Aos esses negros os nativos dirigiam o epíteto Tapanhuno, ou seja bárbaro, negro estranho, palavras que decorrem
de “Tapuya” e “una”.
Em verdade,
dado o ódio corrente dos paulistas aos estrangeiros que invadiam suas minas de
ouro, atentando contra a fonte maior de sua riqueza naquele momento, foram
diversos os apelidos que eram assacados contra os forasteiros: Galego; pés de
chumbo; tamancões, entre outros. A expressão que melhor atingia o ímpeto da
desforra, os paulistas foram encontrar na locação cabinda, do dialeto angolês,
trazido para o Brasil. Em os portugueses se embrenharem na mata protegendo as
pernas das cobras e mosquitos, pelo uso de longas botas, fora a adaptação do
angolês camboá a que de maior
zombaria se atribuía aos intrusos de suas minas, os traidores do Rio das Mortes
(1708), na batalha do Capão da Traição.
Na luta que se travou, se destacou a ação das mulheres de Piratininga, solidárias
aos seus parentes traídos e derrotados, momento da maior batalha durante a
guerra entre paulistas e emboabas.
A expressão
emboaba não foi dirigida aos portugueses que se mantiveram alheios ou fiéis à
causa dos paulistas, mas àqueles que se identificaram contra os nativistas, os
que se aliaram aos forasteiros, nem sempre portugueses.
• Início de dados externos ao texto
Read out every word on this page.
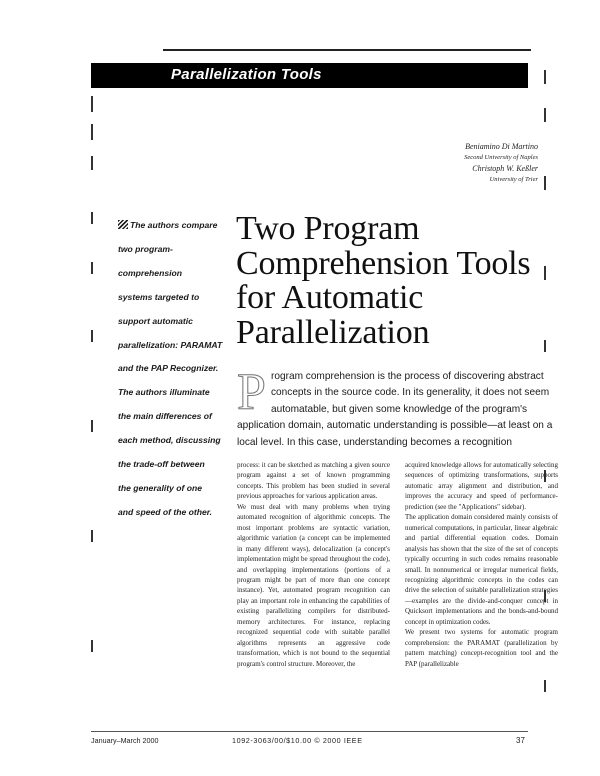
Parallelization Tools
Beniamino Di Martino
Second University of Naples
Christoph W. Keßler
University of Trier
The authors compare
two program-
comprehension
systems targeted to
support automatic
parallelization: PARAMAT
and the PAP Recognizer.
The authors illuminate
the main differences of
each method, discussing
the trade-off between
the generality of one
and speed of the other.
Two Program
Comprehension Tools
for Automatic
Parallelization
P rogram comprehension is the process of discovering abstract concepts in the source code. In its generality, it does not seem automatable, but given some knowledge of the program's application domain, automatic understanding is possible—at least on a local level. In this case, understanding becomes a recognition
process: it can be sketched as matching a given source program against a set of known programming concepts. This problem has been studied in several previous approaches for various application areas.
We must deal with many problems when trying automated recognition of algorithmic concepts. The most important problems are syntactic variation, algorithmic variation (a concept can be implemented in many different ways), delocalization (a concept's implementation might be spread throughout the code), and overlapping implementations (portions of a program might be part of more than one concept instance). Yet, automated program recognition can play an important role in enhancing the capabilities of existing parallelizing compilers for distributed-memory architectures. For instance, replacing recognized sequential code with suitable parallel algorithms represents an aggressive code transformation, which is not bound to the sequential program's control structure. Moreover, the
acquired knowledge allows for automatically selecting sequences of optimizing transformations, supports automatic array alignment and distribution, and improves the accuracy and speed of performance-prediction (see the "Applications" sidebar).
The application domain considered mainly consists of numerical computations, in particular, linear algebraic and partial differential equation codes. Domain analysis has shown that the size of the set of concepts typically occurring in such codes remains reasonable small. In nonnumerical or irregular numerical fields, recognizing algorithmic concepts in the codes can drive the selection of suitable parallelization strategies—examples are the divide-and-conquer concept in Quicksort implementations and the bonds-and-bound concept in optimization codes.
We present two systems for automatic program comprehension: the PARAMAT (parallelization by pattern matching) concept-recognition tool and the PAP (parallelizable
January–March 2000	1092-3063/00/$10.00 © 2000 IEEE	37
Foram tidos emboabas Manuel
Nunes Vianna, Bento do Amaral Coutinho, Antunes Maciel, nativos a quem se acusa
de traíram a causa e contribuírem para a derrota dos paulistas.
Rocha Pita, baiano
que se aliou aos portugueses contra os paulistas, afirmou (in América Portuguesa) que os povos das
minas estavam divididos em duas
parcialidades, uma, dos naturais de São Paulo e das Vilas de sua jurisdição,
chamados Paulistas, e outra dos Forasteiros, a quem eles chamavam Emboabas,
dando este nome a todos os que não sahião da sua Região”. Ayres do Casal
(1817), nos escritos sobre a fundação de São Paulo afirma que um grande número
de europeus se agregou aos índios que os chamavam emboabas, por terem as pernas
cobertas. Na ausência de outros registros em arquivos, pelo menos encontra-se
nas atas da Câmara da cidade a referência à nomeação de Amador Bueno da Veiga,
cabo maior dos paulistas, a fim de combater os emboabas que eram referenciados através
da expressão forasteiros.
Azevedo
Pizarro (in Memória Histórica do Rio de
Janeiro-1820) informa que de Embuabas ou Buabas os paulistas chamavam as
aves, galinhas ou não, que tinham as pernas cobertas de plumas. Daí, chamarem a
todos os de fora que se portavam vestidos de botas ou polainas, cobrindo as
pernas.
Para Affonso
de Freitas poder-se-ia decodificar todas as expressões homens de cabelos diferentes; laçadores
de índios, etc., através dos matizes boya
(cobra) e avá (homem), resumindo-se na
figura ruim como cobra, cruel, astucioso,
desleal, adaptação do termo cabinda Emboá,
do angolês Camboá,
cuja tradução é Cão. O sentido que
fica, pois, é o de aventureiro, adversário dos paulistas durante a exploração das
minas dos Goiazes. Passado o fragor da guerra, o termo Emboaba revelou o rigor
acusativo ao inimigo e com a corruptela de buana
dirigiu-se aos portugueses, com o estigma de vindita.